Plus jeune déjà, alors que les Loups se révélaient à moi, le parallèle entre Alec Covin et l’incontournable Stephen King s’imposait. Une comparaison commode mais pétrie de sens, l’auteur français (malheureusement très rare) évoquant avec ce premier roman l’œuvre du maître de l’épouvante fantastique, qu’il s’agisse du registre ou du style. Les loups de Fenryder n’est toutefois pas un vulgaire décalque des tourments affectant le Maine, qui cède ici la place à une Louisiane centrale : au contraire, il impose une patte et un univers enjoignant à en découvrir encore plus.
Au point d’ailleurs d’y retourner et de savourer une seconde lecture confirmant sa réussite, laquelle tient avant tout aux spécificités développées ici par Covin : la mythologie des Loups, l’emploi de la Peur et l’impuissance de ses protagonistes. Une triade d’éléments indissociables les uns des autres, parfaitement portés par la plume habile du romancier… lequel ne lésine pas sur l’horreur : car si l’empreinte surnaturelle de cette confrérie secrète a de quoi remuer, le récit se fend à maintes reprises d’une froide cruauté n’épargnant rien ni personne, et surtout pas les conventions d’usage (femmes et enfants).

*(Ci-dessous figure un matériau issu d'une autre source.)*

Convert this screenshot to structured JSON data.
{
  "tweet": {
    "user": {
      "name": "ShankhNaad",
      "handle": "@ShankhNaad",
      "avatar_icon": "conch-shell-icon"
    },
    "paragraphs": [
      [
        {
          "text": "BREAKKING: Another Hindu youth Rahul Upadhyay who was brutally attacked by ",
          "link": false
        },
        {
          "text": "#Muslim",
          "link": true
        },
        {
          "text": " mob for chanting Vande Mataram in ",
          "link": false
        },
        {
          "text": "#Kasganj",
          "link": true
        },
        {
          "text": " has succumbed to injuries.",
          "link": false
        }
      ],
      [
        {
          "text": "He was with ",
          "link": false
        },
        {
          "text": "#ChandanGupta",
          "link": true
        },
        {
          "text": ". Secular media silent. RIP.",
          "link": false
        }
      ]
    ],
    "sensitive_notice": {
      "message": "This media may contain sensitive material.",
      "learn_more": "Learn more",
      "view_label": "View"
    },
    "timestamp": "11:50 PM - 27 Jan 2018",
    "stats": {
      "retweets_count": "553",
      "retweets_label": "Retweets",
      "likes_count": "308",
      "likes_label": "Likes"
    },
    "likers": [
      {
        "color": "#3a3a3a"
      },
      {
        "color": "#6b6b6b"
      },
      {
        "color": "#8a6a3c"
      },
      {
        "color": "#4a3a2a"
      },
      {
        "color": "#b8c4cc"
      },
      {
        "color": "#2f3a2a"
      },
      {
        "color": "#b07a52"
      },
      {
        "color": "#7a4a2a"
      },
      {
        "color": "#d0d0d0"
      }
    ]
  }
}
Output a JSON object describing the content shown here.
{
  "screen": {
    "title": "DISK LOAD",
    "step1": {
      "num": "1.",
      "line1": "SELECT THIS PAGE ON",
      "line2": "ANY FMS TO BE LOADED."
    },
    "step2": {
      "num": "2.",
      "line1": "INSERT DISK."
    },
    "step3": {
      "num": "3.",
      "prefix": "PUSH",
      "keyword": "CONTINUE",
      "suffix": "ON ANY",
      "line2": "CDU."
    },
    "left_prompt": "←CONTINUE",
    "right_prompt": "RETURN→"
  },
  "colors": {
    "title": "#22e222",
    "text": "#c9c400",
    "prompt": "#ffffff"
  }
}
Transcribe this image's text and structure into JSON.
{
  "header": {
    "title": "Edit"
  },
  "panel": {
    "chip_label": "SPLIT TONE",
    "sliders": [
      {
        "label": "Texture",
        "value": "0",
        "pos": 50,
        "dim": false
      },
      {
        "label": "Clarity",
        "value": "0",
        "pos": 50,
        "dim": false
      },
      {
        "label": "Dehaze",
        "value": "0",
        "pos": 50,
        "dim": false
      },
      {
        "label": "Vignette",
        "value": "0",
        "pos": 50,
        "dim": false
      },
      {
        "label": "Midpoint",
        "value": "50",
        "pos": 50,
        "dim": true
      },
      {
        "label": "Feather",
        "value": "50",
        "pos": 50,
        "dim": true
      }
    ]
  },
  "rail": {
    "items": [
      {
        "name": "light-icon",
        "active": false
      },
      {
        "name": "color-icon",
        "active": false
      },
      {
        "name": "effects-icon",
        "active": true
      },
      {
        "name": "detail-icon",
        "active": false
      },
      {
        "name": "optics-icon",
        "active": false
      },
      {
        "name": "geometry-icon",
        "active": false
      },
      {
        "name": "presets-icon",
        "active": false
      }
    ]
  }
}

S’instaure ainsi un entre-deux diabolique avec le pouvoir terrifiant des Loups, faisant de la Peur une arme à part entière, et l’épouvante brute d’une réalité virant au cauchemar éveillé. Ainsi, la séquence du « grand bassin » se pose comme l’archétype même du procédé, bouleversant et trahissant les normes d’un quotidien qu’il dénature : les Loups sont dans la bergerie, et les craintes des moutons nourriront leur propre perte. Pire encore, l’intrigue dépeint parfaitement de l’incongruité de la chose pour le grand public, les grands sabots du rationalisme empêchant la vérité d’éclater et accroissant le drame à l’œuvre.
Puis il y a donc le désarroi des survivants, entre deuil dévastateur et traumatismes insurmontables : captant avec une facilité déconcertante l’empathie du lecteur, les infortunés Baldwin et Holder (un écrivain, tiens donc) démultiplient la puissance horrifique et dramatique des Loups de Fenryder. Figures de l’ordinaire, ils se font malgré eux victimes et acteurs d’un récit palpitant dont le dénouement, obscur jusqu’au bout, maintiendra un suspense délectable, conforté par l’apport « d’anciens » dépassés mais essentiels à la bonne tenue (et conclusion) des festivités.
Finalement, nous trouverons davantage à redire concernant la signature verbeuse de certains personnages, peut-être trop excentriques au regard de la tonalité globale du roman : mais là encore, outre l’implication de puissantes factions, gageons que pareille démarche s’inscrit dans la mise en relief d’une épouvante prédominante, laquelle emporte tout sur son passage. Bref, si tout n’est pas parfait, Les loups de Fenryder fonctionne à merveille et aiguise l’appétit du lecteur : relire États primitifs ne tardera pas et, surtout, enfin découvrir le dernier volet de la trilogie, Le général Enfer.